Suppose we have two boxes containing $M$ balls each. At each time increment, one ball is uniformly selected from each box, and then placed in the other one. If at time $0$ the first box contains $M$ white balls and the second one contains $M$ black balls, define $X_{n}$ to be the number of black balls inside the first box at time $n$.
I have already computed all the transition probabilities, but I'm now looking to determine $E(X_{n+1}|X_{n})$ for $n=0,1, \dots$ and then to show that $\lim_{n \to \infty} E(X_{n}) = M/2$.
To do this, I've reasoned that for each time $n$, $X_{n}$ can at most be at state $M$. So I tried working out $$E(X_{n+1}|X_{n}=j)= \sum_{k=1}^{\max(n+1,M)} kP(X_{n+1} = k| X_{n} = j) $$
where $j \in \{0, \dots, \max(n,M)\}$. I don't think I need to do double summation since there's a lot of zero terms). That is, I can restrict attention to $j \in \{k-1, k, k+1\}$, but the problem is still messy. And things are complicated when $k \in \{0,M\}$.
There have been some difficulties working this out, so I'm here to ask if there's something more simple I should be doing? It seems like this path would get needlessly messy.
Edit: I could post the transition probabilities, if anyone is interested.

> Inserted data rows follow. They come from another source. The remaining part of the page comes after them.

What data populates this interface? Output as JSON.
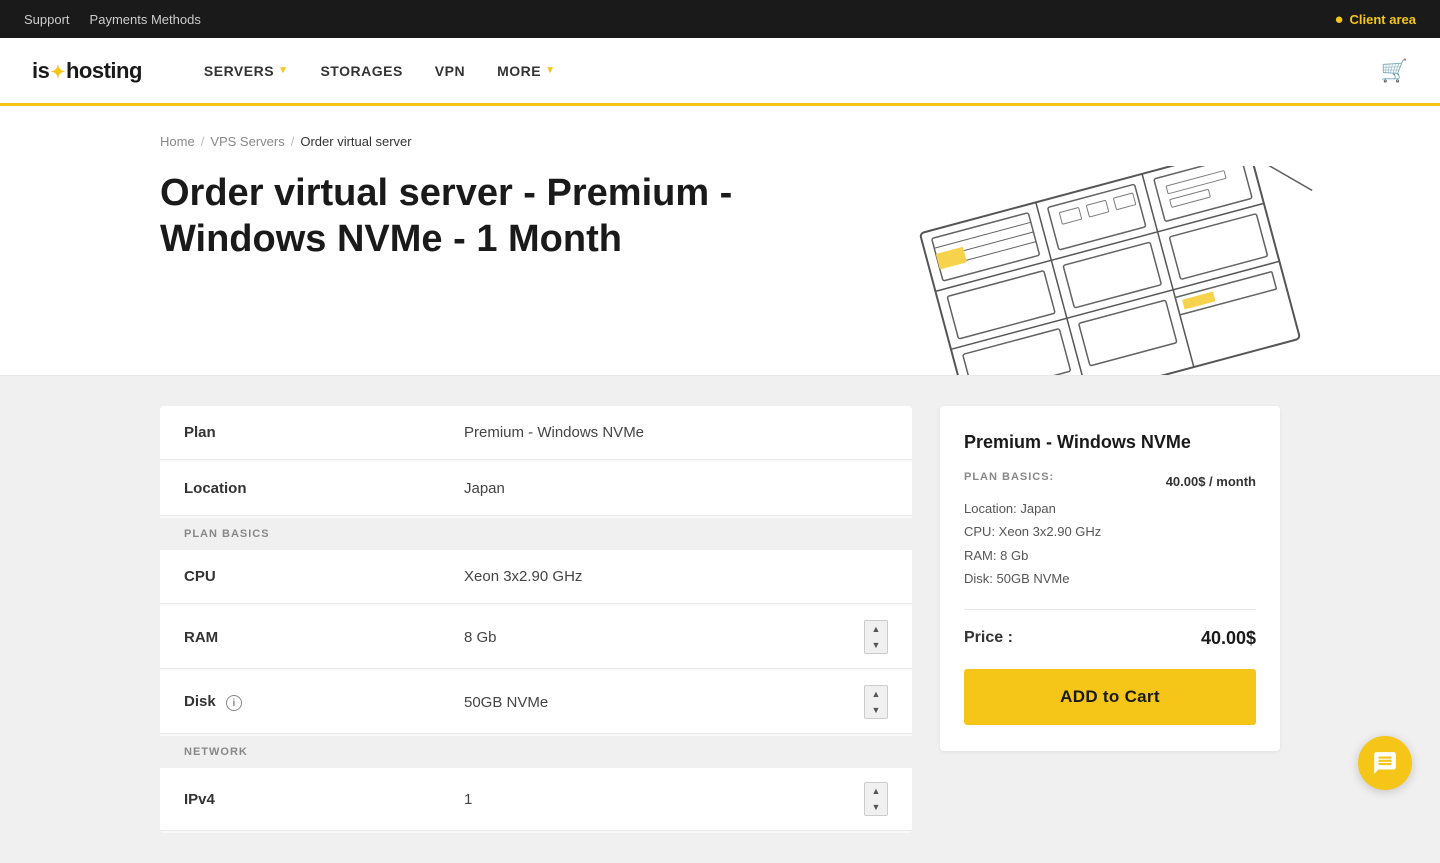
{
  "topbar": {
    "links": [
      "Support",
      "Payments Methods"
    ],
    "client_area": "Client area"
  },
  "navbar": {
    "logo": "is*hosting",
    "nav_items": [
      {
        "label": "SERVERS",
        "has_caret": true
      },
      {
        "label": "STORAGES",
        "has_caret": false
      },
      {
        "label": "VPN",
        "has_caret": false
      },
      {
        "label": "MORE",
        "has_caret": true
      }
    ]
  },
  "breadcrumb": {
    "home": "Home",
    "vps": "VPS Servers",
    "current": "Order virtual server"
  },
  "hero": {
    "title": "Order virtual server - Premium - Windows NVMe - 1 Month"
  },
  "config": {
    "section_plan_label": "PLAN BASICS",
    "section_network_label": "NETWORK",
    "rows": [
      {
        "label": "Plan",
        "value": "Premium - Windows NVMe"
      },
      {
        "label": "Location",
        "value": "Japan"
      }
    ],
    "plan_basics": [
      {
        "label": "CPU",
        "value": "Xeon 3x2.90 GHz",
        "has_info": false,
        "has_stepper": false
      },
      {
        "label": "RAM",
        "value": "8 Gb",
        "has_info": false,
        "has_stepper": true
      },
      {
        "label": "Disk",
        "value": "50GB NVMe",
        "has_info": true,
        "has_stepper": true
      }
    ],
    "network": [
      {
        "label": "IPv4",
        "value": "1",
        "has_stepper": true
      }
    ]
  },
  "summary": {
    "plan_name": "Premium - Windows NVMe",
    "plan_basics_label": "PLAN BASICS:",
    "plan_basics_price": "40.00$ / month",
    "details": [
      "Location: Japan",
      "CPU: Xeon 3x2.90 GHz",
      "RAM: 8 Gb",
      "Disk: 50GB NVMe"
    ],
    "price_label": "Price :",
    "price_value": "40.00$",
    "add_to_cart": "ADD to Cart",
    "add_bold": "ADD",
    "add_rest": " to Cart"
  }
}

Let's find this using identifier RVs. Let $I_{1\to2}$ be equal to 1 if the ball going from bin 1 to bin 2 is black at time $n+1$ and 0 otherwise. Similarly define $I_{2\to1}$. We now have \begin{align*} E[X_{n+1}|X_n]&=X_n - E[I_{1\to2}|X_n] + E[I_{2\to1}|X_n]\\ &=X_n-P[I_{1\to2}=1|X_n]+ P[I_{2\to1}=1|X_n]\\ &=X_n-\frac{X_n}{M}+\frac{M-X_n}{M}\\ &=X_n\left(1-\frac2M\right)+1. \end{align*} So $$ E[X_{n+1}]=E[E[X_{n+1}|X_n]]=E[X_n]\left(1-\frac2M\right)+1. $$
By finding the limit of the recurrence $$a_{n+1}=a_n\left(1-\frac2M\right)+1,\quad a_0=0,$$ you should be able to prove $E[X_n]\to M/2$.